The interaction of Ash2l with Oct4 is critical for Oct4 downstream stemness network

• Main Authors: Yu-Hsien Lee, 李昱賢
• Other Authors: Shih-Hwa Chiou
• Format: Others
• Language: en_US
• Published: 2013
• Online Access: http://ndltd.ncl.edu.tw/handle/28859986722427536072

碩士 === 國立陽明大學 === 藥理學研究所 === 101 === Pluripotent embryonic stem cells (ESCs) maintain self-renewal and the potential for rapid response to differentiation cues. Pluripotent stem cells (PSCs) have unique transcriptional regulatory networks and epigenetic states that are involved in maintaining pluripotency. There is well known about the establishment and maintenance of ES cell-specific transcription were regulated by a variety of specific transcriptional activators such as Oct4, Sox2 and Nanog. Despite the well-documented functions of these core activators, very little is known about an ES cell specific co-activator(s) involved in ES cell transcriptional core circuits. Ash2l, a core subunit of the histone 3 lysine 4 (H3K4) methyltransferase (HMT) complex, positively correlates with the undifferentiated state and is a regulator of ES cell self-renewal. However the function of Ash2l may be as a transcriptional regulator. The HMT complex components Wdr5 and Dpy30 had been find out contributed ESCs features.

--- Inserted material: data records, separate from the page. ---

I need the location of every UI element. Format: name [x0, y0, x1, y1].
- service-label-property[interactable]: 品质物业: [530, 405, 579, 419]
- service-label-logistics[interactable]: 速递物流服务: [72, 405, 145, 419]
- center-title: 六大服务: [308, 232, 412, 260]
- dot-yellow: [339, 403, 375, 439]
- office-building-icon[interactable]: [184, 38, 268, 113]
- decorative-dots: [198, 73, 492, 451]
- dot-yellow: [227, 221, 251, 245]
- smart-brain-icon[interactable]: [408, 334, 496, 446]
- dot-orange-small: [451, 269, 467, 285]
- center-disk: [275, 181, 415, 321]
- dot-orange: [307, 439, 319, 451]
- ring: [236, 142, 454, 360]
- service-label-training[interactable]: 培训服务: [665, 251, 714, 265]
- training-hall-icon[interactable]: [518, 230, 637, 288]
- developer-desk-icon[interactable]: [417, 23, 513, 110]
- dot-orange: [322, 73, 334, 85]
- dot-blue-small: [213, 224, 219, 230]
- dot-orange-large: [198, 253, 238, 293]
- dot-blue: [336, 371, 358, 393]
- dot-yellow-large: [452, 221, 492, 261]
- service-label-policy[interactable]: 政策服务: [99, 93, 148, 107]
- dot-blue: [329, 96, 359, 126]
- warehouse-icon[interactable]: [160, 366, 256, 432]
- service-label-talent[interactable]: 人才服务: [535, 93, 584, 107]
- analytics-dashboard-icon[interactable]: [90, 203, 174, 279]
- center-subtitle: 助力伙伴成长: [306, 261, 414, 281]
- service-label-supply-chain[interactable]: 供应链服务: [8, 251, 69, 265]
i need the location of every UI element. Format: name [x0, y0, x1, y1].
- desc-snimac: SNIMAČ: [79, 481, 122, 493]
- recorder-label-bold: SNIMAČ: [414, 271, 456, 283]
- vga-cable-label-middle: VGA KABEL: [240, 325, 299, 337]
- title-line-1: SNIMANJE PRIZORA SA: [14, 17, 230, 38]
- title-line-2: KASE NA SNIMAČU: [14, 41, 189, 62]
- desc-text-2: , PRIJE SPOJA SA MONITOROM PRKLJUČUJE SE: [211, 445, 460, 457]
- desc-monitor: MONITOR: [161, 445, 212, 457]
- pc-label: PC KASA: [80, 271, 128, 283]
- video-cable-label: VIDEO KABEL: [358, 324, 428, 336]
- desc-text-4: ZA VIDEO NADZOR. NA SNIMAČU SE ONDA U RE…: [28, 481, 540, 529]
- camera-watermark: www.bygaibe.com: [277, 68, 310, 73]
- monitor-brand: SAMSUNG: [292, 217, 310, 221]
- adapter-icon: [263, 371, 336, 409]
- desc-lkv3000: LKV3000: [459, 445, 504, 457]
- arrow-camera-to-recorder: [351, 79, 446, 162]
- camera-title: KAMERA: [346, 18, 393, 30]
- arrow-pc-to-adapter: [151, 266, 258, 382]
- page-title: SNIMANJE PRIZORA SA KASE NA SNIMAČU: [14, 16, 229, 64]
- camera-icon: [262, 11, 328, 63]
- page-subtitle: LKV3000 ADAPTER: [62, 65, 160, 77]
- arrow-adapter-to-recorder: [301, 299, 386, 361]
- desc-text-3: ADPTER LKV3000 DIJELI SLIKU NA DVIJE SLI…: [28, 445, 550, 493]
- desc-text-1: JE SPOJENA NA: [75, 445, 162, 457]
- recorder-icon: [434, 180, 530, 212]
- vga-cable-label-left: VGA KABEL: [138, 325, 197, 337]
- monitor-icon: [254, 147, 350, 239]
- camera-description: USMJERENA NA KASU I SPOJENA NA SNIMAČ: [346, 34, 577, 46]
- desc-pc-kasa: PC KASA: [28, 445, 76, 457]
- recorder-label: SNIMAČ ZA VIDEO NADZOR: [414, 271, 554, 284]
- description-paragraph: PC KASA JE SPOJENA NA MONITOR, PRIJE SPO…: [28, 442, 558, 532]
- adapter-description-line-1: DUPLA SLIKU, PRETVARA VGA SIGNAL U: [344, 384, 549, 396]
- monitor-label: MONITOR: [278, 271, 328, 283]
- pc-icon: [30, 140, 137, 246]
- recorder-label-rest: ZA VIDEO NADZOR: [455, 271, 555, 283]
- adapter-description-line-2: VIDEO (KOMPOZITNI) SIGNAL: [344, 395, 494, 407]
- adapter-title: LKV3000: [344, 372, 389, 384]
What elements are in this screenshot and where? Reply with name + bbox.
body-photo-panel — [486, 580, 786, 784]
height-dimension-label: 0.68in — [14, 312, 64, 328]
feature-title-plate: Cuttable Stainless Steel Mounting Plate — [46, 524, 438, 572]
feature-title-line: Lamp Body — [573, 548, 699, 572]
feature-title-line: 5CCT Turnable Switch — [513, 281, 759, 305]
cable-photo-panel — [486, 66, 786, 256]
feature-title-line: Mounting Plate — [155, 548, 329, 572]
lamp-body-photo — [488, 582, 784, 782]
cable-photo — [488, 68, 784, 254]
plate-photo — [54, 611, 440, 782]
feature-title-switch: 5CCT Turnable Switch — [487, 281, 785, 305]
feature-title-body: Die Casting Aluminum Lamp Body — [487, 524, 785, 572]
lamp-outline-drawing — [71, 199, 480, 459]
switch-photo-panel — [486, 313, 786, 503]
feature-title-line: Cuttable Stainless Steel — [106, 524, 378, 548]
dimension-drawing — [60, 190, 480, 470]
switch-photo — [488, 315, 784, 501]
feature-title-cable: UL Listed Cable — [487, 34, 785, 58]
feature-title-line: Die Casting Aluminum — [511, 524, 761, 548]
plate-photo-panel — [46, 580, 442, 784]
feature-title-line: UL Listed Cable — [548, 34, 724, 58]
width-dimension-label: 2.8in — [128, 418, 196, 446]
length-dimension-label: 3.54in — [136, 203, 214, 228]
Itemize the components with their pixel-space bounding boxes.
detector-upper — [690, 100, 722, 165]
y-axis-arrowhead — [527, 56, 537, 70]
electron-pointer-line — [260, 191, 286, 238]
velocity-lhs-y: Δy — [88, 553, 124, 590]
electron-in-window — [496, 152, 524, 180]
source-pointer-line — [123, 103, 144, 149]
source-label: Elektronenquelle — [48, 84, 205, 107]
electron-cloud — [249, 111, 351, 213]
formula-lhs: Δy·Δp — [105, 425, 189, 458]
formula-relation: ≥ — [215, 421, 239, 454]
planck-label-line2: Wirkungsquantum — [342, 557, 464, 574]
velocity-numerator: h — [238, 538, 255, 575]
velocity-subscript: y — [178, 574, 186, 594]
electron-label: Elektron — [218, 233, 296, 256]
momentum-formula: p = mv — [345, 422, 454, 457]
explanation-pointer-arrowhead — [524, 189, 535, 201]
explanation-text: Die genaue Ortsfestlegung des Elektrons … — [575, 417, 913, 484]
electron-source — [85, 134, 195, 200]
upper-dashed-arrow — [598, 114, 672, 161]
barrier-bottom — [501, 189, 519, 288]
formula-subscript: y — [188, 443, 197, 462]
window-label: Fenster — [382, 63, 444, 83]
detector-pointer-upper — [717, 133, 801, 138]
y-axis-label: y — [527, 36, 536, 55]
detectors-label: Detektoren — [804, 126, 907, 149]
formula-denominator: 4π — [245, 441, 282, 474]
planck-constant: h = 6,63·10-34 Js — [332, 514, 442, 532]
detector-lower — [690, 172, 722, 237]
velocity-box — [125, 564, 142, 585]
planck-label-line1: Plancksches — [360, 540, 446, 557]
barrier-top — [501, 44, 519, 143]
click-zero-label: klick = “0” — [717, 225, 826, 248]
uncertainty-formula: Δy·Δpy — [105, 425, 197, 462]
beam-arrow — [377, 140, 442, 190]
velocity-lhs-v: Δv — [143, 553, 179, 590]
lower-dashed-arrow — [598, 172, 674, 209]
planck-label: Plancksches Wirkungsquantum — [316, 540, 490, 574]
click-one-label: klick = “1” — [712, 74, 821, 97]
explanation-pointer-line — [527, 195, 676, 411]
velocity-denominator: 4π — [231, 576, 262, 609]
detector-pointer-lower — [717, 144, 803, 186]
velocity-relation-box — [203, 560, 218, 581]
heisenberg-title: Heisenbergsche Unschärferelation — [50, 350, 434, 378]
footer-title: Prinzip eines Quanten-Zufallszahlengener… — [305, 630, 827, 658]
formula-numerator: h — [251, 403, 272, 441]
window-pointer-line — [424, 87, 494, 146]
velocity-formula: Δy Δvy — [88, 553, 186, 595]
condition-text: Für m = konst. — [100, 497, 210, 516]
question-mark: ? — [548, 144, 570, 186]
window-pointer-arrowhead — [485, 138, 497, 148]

Therefore we sought to test the role of Ash2l during stem cell and cellular reprogramming by siRNA knockdown. We demonstrated that Ash2l, an ‘‘effector’’ of H3K4 methylation, interacts with the pluripotency transcription factor Oct4 by co-immunoprecipitation. The POU homeodomain transcription factor Oct4 (Pou5f1) is an essential mediator of the embryonic stem cell state. Next we confirmed the interaction between Ash2l and Oct4 enhances Oct4 bind its’ promoter by luciferase assay. In further to our data we found that Ash2l depletion induced the collapse of the extended ES cell transcriptional network by gene expression of stemness markers. Notably, we observed depletion of Ash2l led to drastic reduction of iPS cell formation. Overall we established that Ash2l is required for the initial reconfiguration phase of somatic cell reprogramming. We propose that the Ash2l-Oct4 partnership enhances Oct4 expression through transcriptional activation of its promoter and activated downstream genes expression. Summarized our finding, Ash2l is essential for maintenance for of ES cell pluripotency as well as somatic cell reprogramming by acting as a stem cell cofactor.